Saturday, March 14, 2015

Butterfield Overland Mail

Just before you reach “Dateland” on Interstate-8, there is a rest stop with a very interesting historical display.  Take a look at it if you ever travel this route and stop at the rest stop just before Dateland. Did you know that a stagecoach line followed the same route as I-8 follows today?  The line began in St.

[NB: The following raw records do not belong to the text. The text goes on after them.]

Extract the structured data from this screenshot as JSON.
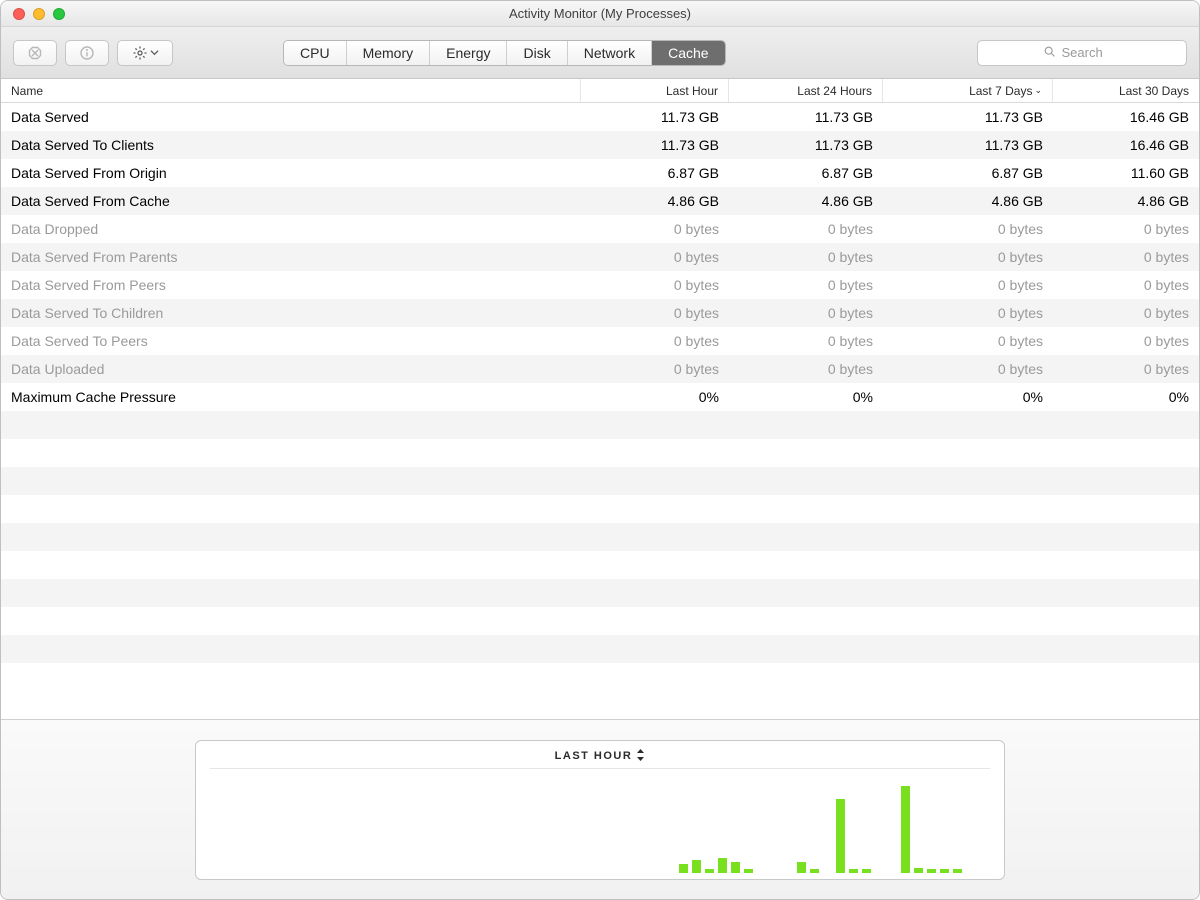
{
  "window": {
    "title": "Activity Monitor (My Processes)"
  },
  "traffic": {
    "close": "close",
    "minimize": "minimize",
    "zoom": "zoom"
  },
  "toolbar": {
    "stop_icon": "stop-process-icon",
    "info_icon": "info-icon",
    "gear_icon": "gear-icon",
    "tabs": [
      {
        "label": "CPU",
        "active": false
      },
      {
        "label": "Memory",
        "active": false
      },
      {
        "label": "Energy",
        "active": false
      },
      {
        "label": "Disk",
        "active": false
      },
      {
        "label": "Network",
        "active": false
      },
      {
        "label": "Cache",
        "active": true
      }
    ],
    "search": {
      "placeholder": "Search",
      "value": ""
    }
  },
  "columns": {
    "name": "Name",
    "last_hour": "Last Hour",
    "last_24h": "Last 24 Hours",
    "last_7d": "Last 7 Days",
    "last_30d": "Last 30 Days",
    "sorted_column": "last_7d",
    "sort_indicator": "⌄"
  },
  "rows": [
    {
      "dim": false,
      "name": "Data Served",
      "a": "11.73 GB",
      "b": "11.73 GB",
      "c": "11.73 GB",
      "d": "16.46 GB"
    },
    {
      "dim": false,
      "name": "Data Served To Clients",
      "a": "11.73 GB",
      "b": "11.73 GB",
      "c": "11.73 GB",
      "d": "16.46 GB"
    },
    {
      "dim": false,
      "name": "Data Served From Origin",
      "a": "6.87 GB",
      "b": "6.87 GB",
      "c": "6.87 GB",
      "d": "11.60 GB"
    },
    {
      "dim": false,
      "name": "Data Served From Cache",
      "a": "4.86 GB",
      "b": "4.86 GB",
      "c": "4.86 GB",
      "d": "4.86 GB"
    },
    {
      "dim": true,
      "name": "Data Dropped",
      "a": "0 bytes",
      "b": "0 bytes",
      "c": "0 bytes",
      "d": "0 bytes"
    },
    {
      "dim": true,
      "name": "Data Served From Parents",
      "a": "0 bytes",
      "b": "0 bytes",
      "c": "0 bytes",
      "d": "0 bytes"
    },
    {
      "dim": true,
      "name": "Data Served From Peers",
      "a": "0 bytes",
      "b": "0 bytes",
      "c": "0 bytes",
      "d": "0 bytes"
    },
    {
      "dim": true,
      "name": "Data Served To Children",
      "a": "0 bytes",
      "b": "0 bytes",
      "c": "0 bytes",
      "d": "0 bytes"
    },
    {
      "dim": true,
      "name": "Data Served To Peers",
      "a": "0 bytes",
      "b": "0 bytes",
      "c": "0 bytes",
      "d": "0 bytes"
    },
    {
      "dim": true,
      "name": "Data Uploaded",
      "a": "0 bytes",
      "b": "0 bytes",
      "c": "0 bytes",
      "d": "0 bytes"
    },
    {
      "dim": false,
      "name": "Maximum Cache Pressure",
      "a": "0%",
      "b": "0%",
      "c": "0%",
      "d": "0%"
    }
  ],
  "empty_row_count": 10,
  "chart": {
    "title": "LAST HOUR",
    "updown_icon": "up-down-arrows-icon"
  },
  "chart_data": {
    "type": "bar",
    "title": "LAST HOUR",
    "xlabel": "",
    "ylabel": "",
    "values_relative_pct_height": [
      0,
      0,
      0,
      0,
      0,
      0,
      0,
      0,
      0,
      0,
      0,
      0,
      0,
      0,
      0,
      0,
      0,
      0,
      0,
      0,
      0,
      0,
      0,
      0,
      0,
      0,
      0,
      0,
      0,
      0,
      0,
      0,
      0,
      0,
      0,
      0,
      8,
      12,
      3,
      14,
      10,
      3,
      0,
      0,
      0,
      10,
      3,
      0,
      72,
      3,
      3,
      0,
      0,
      85,
      4,
      3,
      3,
      3,
      0,
      0
    ],
    "note": "Axis is unlabeled; values are relative bar heights as percentage of panel height. Bar color hex #78e01e."
  },
  "colors": {
    "bar_green": "#78e01e",
    "tab_active_bg": "#6e6e6e"
  }
}
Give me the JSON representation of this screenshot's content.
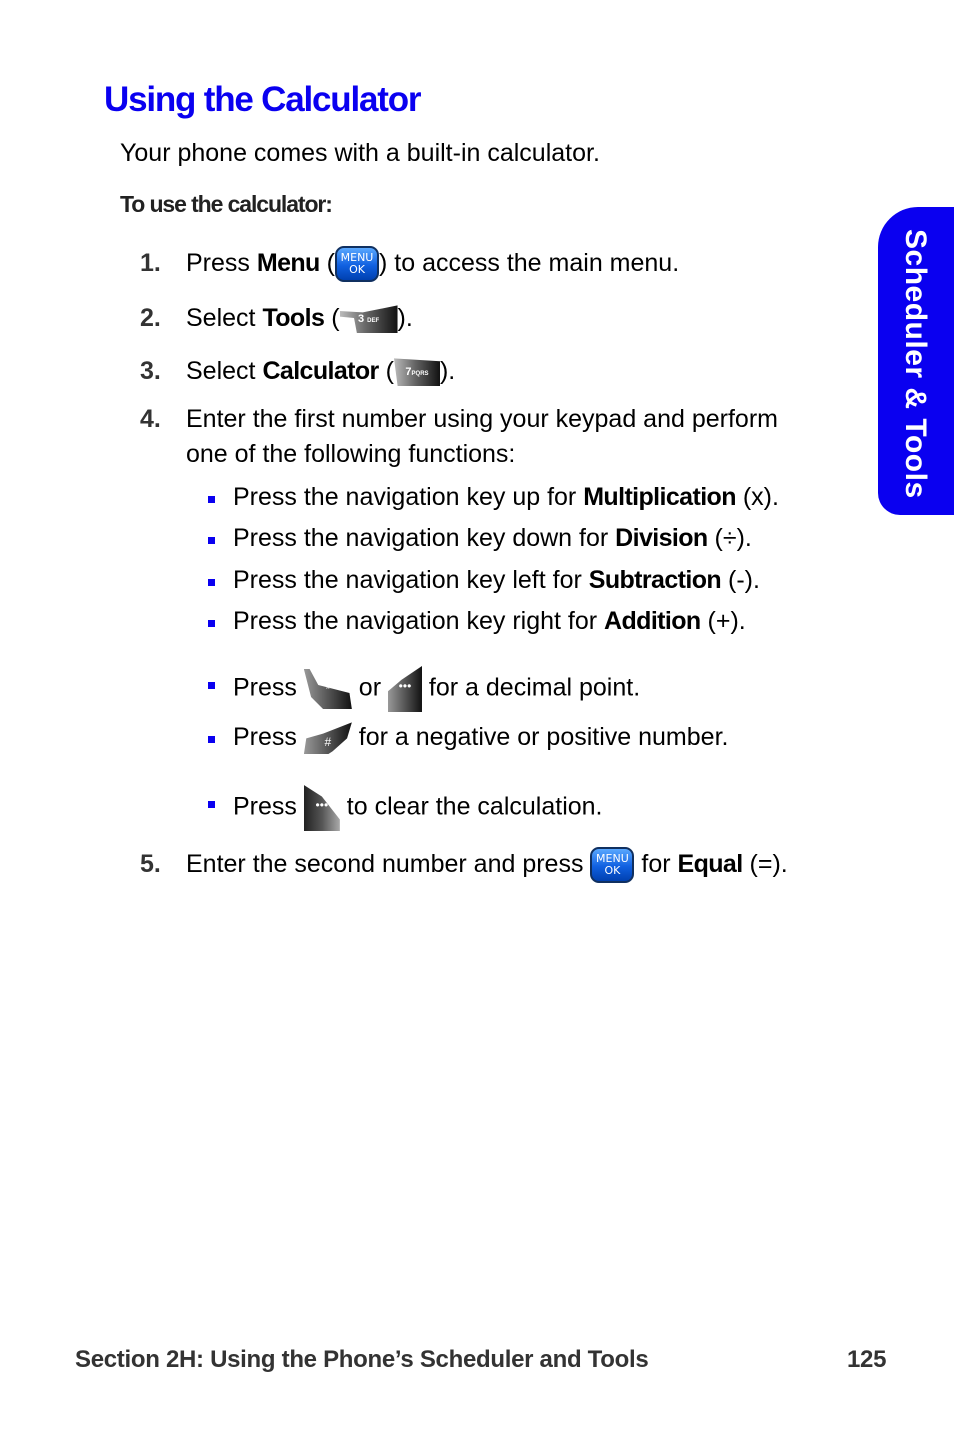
{
  "page": {
    "title": "Using the Calculator",
    "intro": "Your phone comes with a built-in calculator.",
    "subhead": "To use the calculator:",
    "side_tab": "Scheduler & Tools",
    "steps": [
      {
        "num": "1.",
        "pre": "Press ",
        "bold": "Menu",
        "mid": " (",
        "key": "MENU/OK",
        "post": ") to access the main menu."
      },
      {
        "num": "2.",
        "pre": "Select ",
        "bold": "Tools",
        "mid": " (",
        "key": "3 DEF",
        "post": ")."
      },
      {
        "num": "3.",
        "pre": "Select ",
        "bold": "Calculator",
        "mid": " (",
        "key": "7 PQRS",
        "post": ")."
      },
      {
        "num": "4.",
        "line1": "Enter the first number using your keypad and perform",
        "line2": "one of the following functions:"
      },
      {
        "num": "5.",
        "pre": "Enter the second number and press ",
        "key": "MENU/OK",
        "mid": " for ",
        "bold": "Equal",
        "post": " (=)."
      }
    ],
    "bullets": [
      {
        "pre": "Press the navigation key up for ",
        "bold": "Multiplication",
        "post": " (x)."
      },
      {
        "pre": "Press the navigation key down for ",
        "bold": "Division",
        "post": " (÷)."
      },
      {
        "pre": "Press the navigation key left for ",
        "bold": "Subtraction",
        "post": " (-)."
      },
      {
        "pre": "Press the navigation key right for ",
        "bold": "Addition",
        "post": " (+)."
      },
      {
        "pre": "Press ",
        "mid": " or ",
        "post": " for a decimal point.",
        "key1": "*Shift",
        "key2": "•••"
      },
      {
        "pre": "Press ",
        "post": " for a negative or positive number.",
        "key1": "#Space"
      },
      {
        "pre": "Press ",
        "post": " to clear the calculation.",
        "key1": "•••"
      }
    ],
    "keys": {
      "menu_top": "MENU",
      "menu_bottom": "OK",
      "k3": "3",
      "k3_sub": "DEF",
      "k7": "7",
      "k7_sub": "PQRS",
      "star": "*",
      "hash": "#",
      "dots": "•••"
    },
    "footer": {
      "section": "Section 2H: Using the Phone’s Scheduler and Tools",
      "page_number": "125"
    }
  }
}
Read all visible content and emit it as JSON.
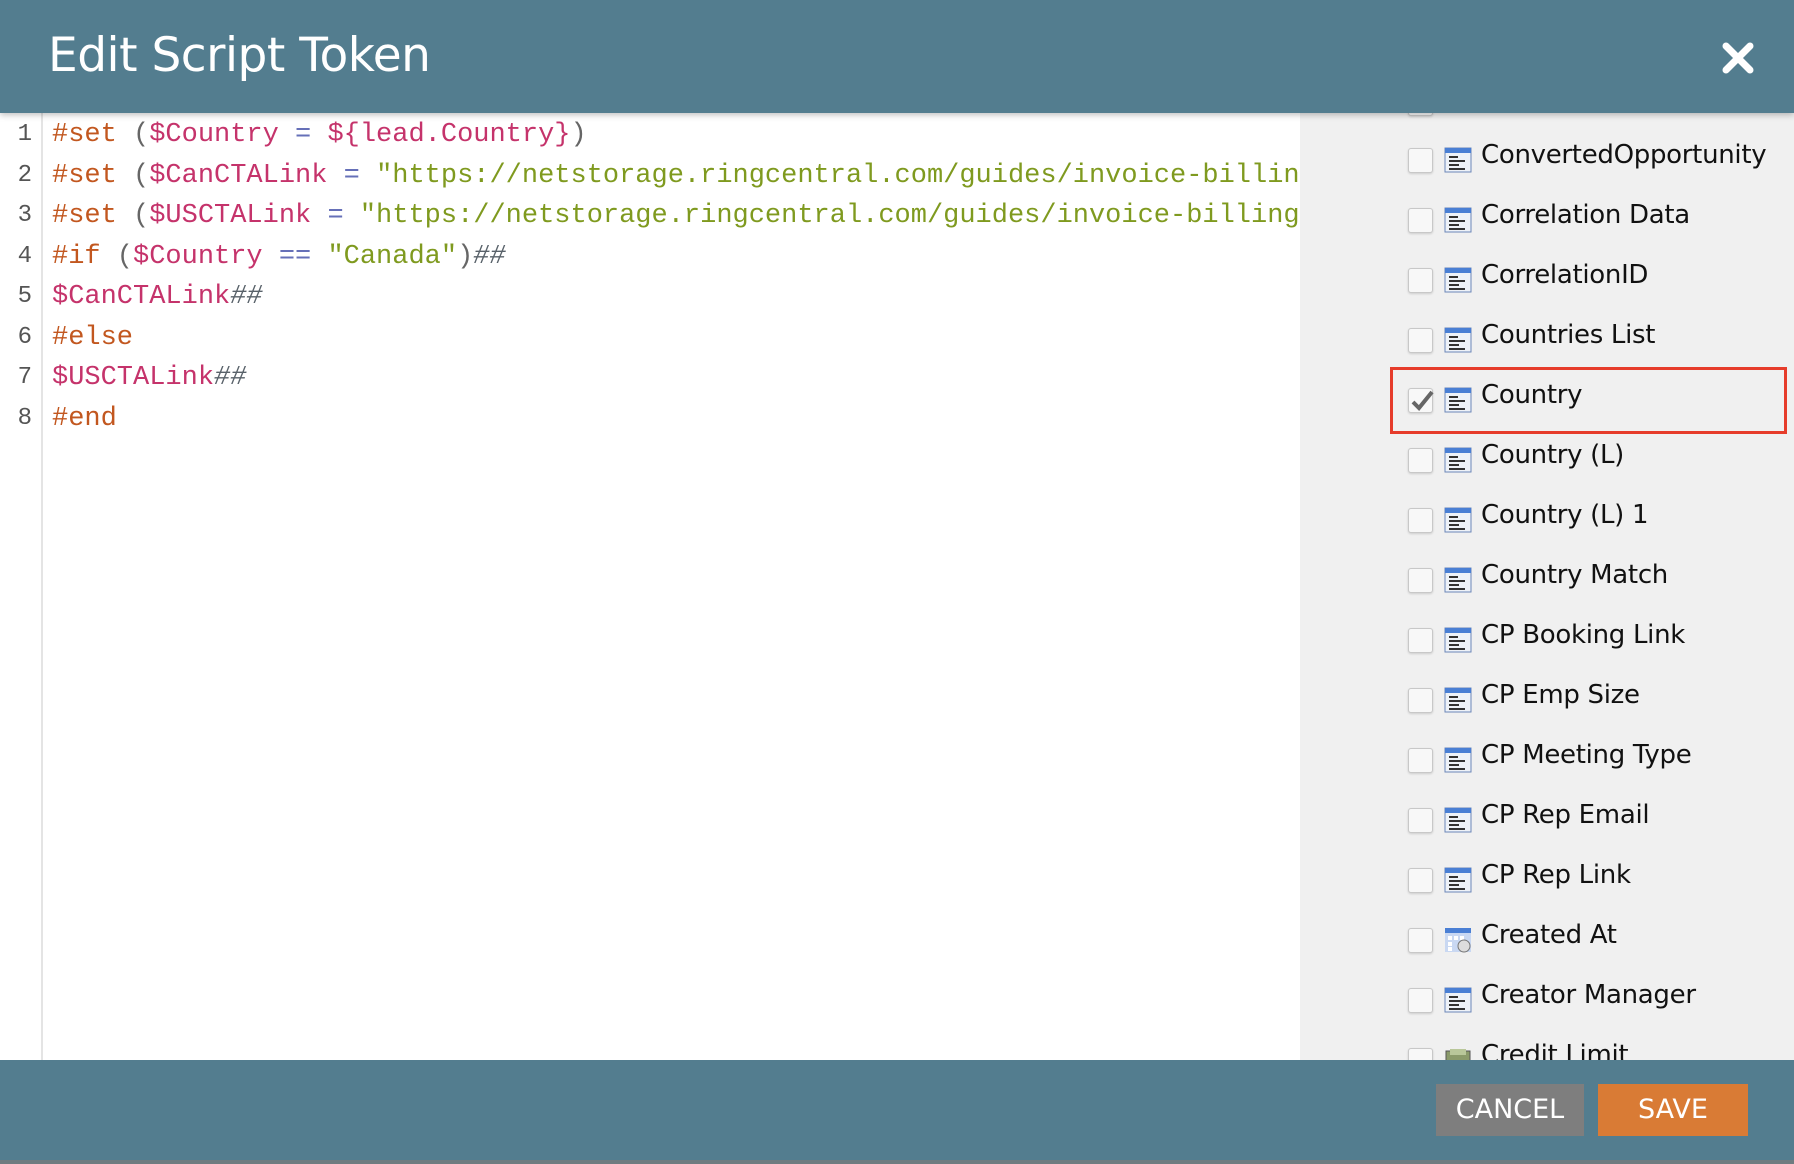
{
  "dialog": {
    "title": "Edit Script Token",
    "close_icon": "close-icon"
  },
  "editor": {
    "lines": [
      {
        "number": "1",
        "tokens": [
          [
            "kw",
            "#set"
          ],
          [
            "pn",
            " ("
          ],
          [
            "var",
            "$Country"
          ],
          [
            "op",
            " = "
          ],
          [
            "var",
            "${lead.Country}"
          ],
          [
            "pn",
            ")"
          ]
        ]
      },
      {
        "number": "2",
        "tokens": [
          [
            "kw",
            "#set"
          ],
          [
            "pn",
            " ("
          ],
          [
            "var",
            "$CanCTALink"
          ],
          [
            "op",
            " = "
          ],
          [
            "str",
            "\"https://netstorage.ringcentral.com/guides/invoice-billing"
          ]
        ]
      },
      {
        "number": "3",
        "tokens": [
          [
            "kw",
            "#set"
          ],
          [
            "pn",
            " ("
          ],
          [
            "var",
            "$USCTALink"
          ],
          [
            "op",
            " = "
          ],
          [
            "str",
            "\"https://netstorage.ringcentral.com/guides/invoice-billing"
          ]
        ]
      },
      {
        "number": "4",
        "tokens": [
          [
            "kw",
            "#if"
          ],
          [
            "pn",
            " ("
          ],
          [
            "var",
            "$Country"
          ],
          [
            "op",
            " == "
          ],
          [
            "str",
            "\"Canada\""
          ],
          [
            "pn",
            ")"
          ],
          [
            "cm",
            "##"
          ]
        ]
      },
      {
        "number": "5",
        "tokens": [
          [
            "var",
            "$CanCTALink"
          ],
          [
            "cm",
            "##"
          ]
        ]
      },
      {
        "number": "6",
        "tokens": [
          [
            "kw",
            "#else"
          ]
        ]
      },
      {
        "number": "7",
        "tokens": [
          [
            "var",
            "$USCTALink"
          ],
          [
            "cm",
            "##"
          ]
        ]
      },
      {
        "number": "8",
        "tokens": [
          [
            "kw",
            "#end"
          ]
        ]
      }
    ]
  },
  "fields": [
    {
      "label": "ConvertedOpportunity",
      "checked": false,
      "icon": "text-field-icon"
    },
    {
      "label": "Correlation Data",
      "checked": false,
      "icon": "text-field-icon"
    },
    {
      "label": "CorrelationID",
      "checked": false,
      "icon": "text-field-icon"
    },
    {
      "label": "Countries List",
      "checked": false,
      "icon": "text-field-icon"
    },
    {
      "label": "Country",
      "checked": true,
      "icon": "text-field-icon",
      "highlighted": true
    },
    {
      "label": "Country (L)",
      "checked": false,
      "icon": "text-field-icon"
    },
    {
      "label": "Country (L) 1",
      "checked": false,
      "icon": "text-field-icon"
    },
    {
      "label": "Country Match",
      "checked": false,
      "icon": "text-field-icon"
    },
    {
      "label": "CP Booking Link",
      "checked": false,
      "icon": "text-field-icon"
    },
    {
      "label": "CP Emp Size",
      "checked": false,
      "icon": "text-field-icon"
    },
    {
      "label": "CP Meeting Type",
      "checked": false,
      "icon": "text-field-icon"
    },
    {
      "label": "CP Rep Email",
      "checked": false,
      "icon": "text-field-icon"
    },
    {
      "label": "CP Rep Link",
      "checked": false,
      "icon": "text-field-icon"
    },
    {
      "label": "Created At",
      "checked": false,
      "icon": "datetime-field-icon"
    },
    {
      "label": "Creator Manager",
      "checked": false,
      "icon": "text-field-icon"
    },
    {
      "label": "Credit Limit",
      "checked": false,
      "icon": "currency-field-icon"
    }
  ],
  "footer": {
    "cancel_label": "CANCEL",
    "save_label": "SAVE"
  },
  "colors": {
    "header": "#537d8f",
    "save": "#d97b35",
    "cancel": "#7e7e7e",
    "highlight": "#e63c2b"
  }
}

Louis and Memphis, traveled through Texas and Tucson and ended in Los Angeles and San Francisco during the years from 1857 through 1878 along the route we traveled the last two days.

In 1858, John Butterfield started and operated for three years until 1861 the most efficient of the companies involved in moving mail and people along this route.  Using what was then the top-of-the-line vehicle called a Concord Coach, Butterfield Overland could accommodate twenty-one people at a time in each coach pulled by four to six horses or mules.  Nine people could travel cross-country inside the coach on upholstered benches while twelve others could sit on top of the coach.  The driver and an express messenger would sit in the driver’s box.  Suspended on thick leather straps that absorbed the bumps, the coach provided a comfortable, rocking motion ride for the travelers.  At a cost of $1,500, each handcrafted coach weighed over a ton and stood eight feet high.  The coach lines were subsidized by the U.S. Government at $600,000 per year and were operated 24 hours per day.


The journey took 24 days and cost each traveler $200.  Traveling non-stop over very rough roads, the patrons would have been unable to sleep.  Meals were served and the menu consisted of venison, mule meat, salt pork, beans, coffee, dried chilies and mustard.  When they coach did stop, the travelers would take turns sleeping and standing watch over each other, the coach and horses.  The indigenous people were Apache and generally left the stagecoaches alone but the travelers still worried about attacks.  The travelers also had to endure unpredictable weather.  All of this is so different for those of us who traverse the same route today in our own coaches.  I am grateful for the comforts of home we carry with us.  The time frame we incurred during our trip comprised half the time and included eight hours of sleep nightly in an air-conditioned vehicle that includes a bathroom and kitchen!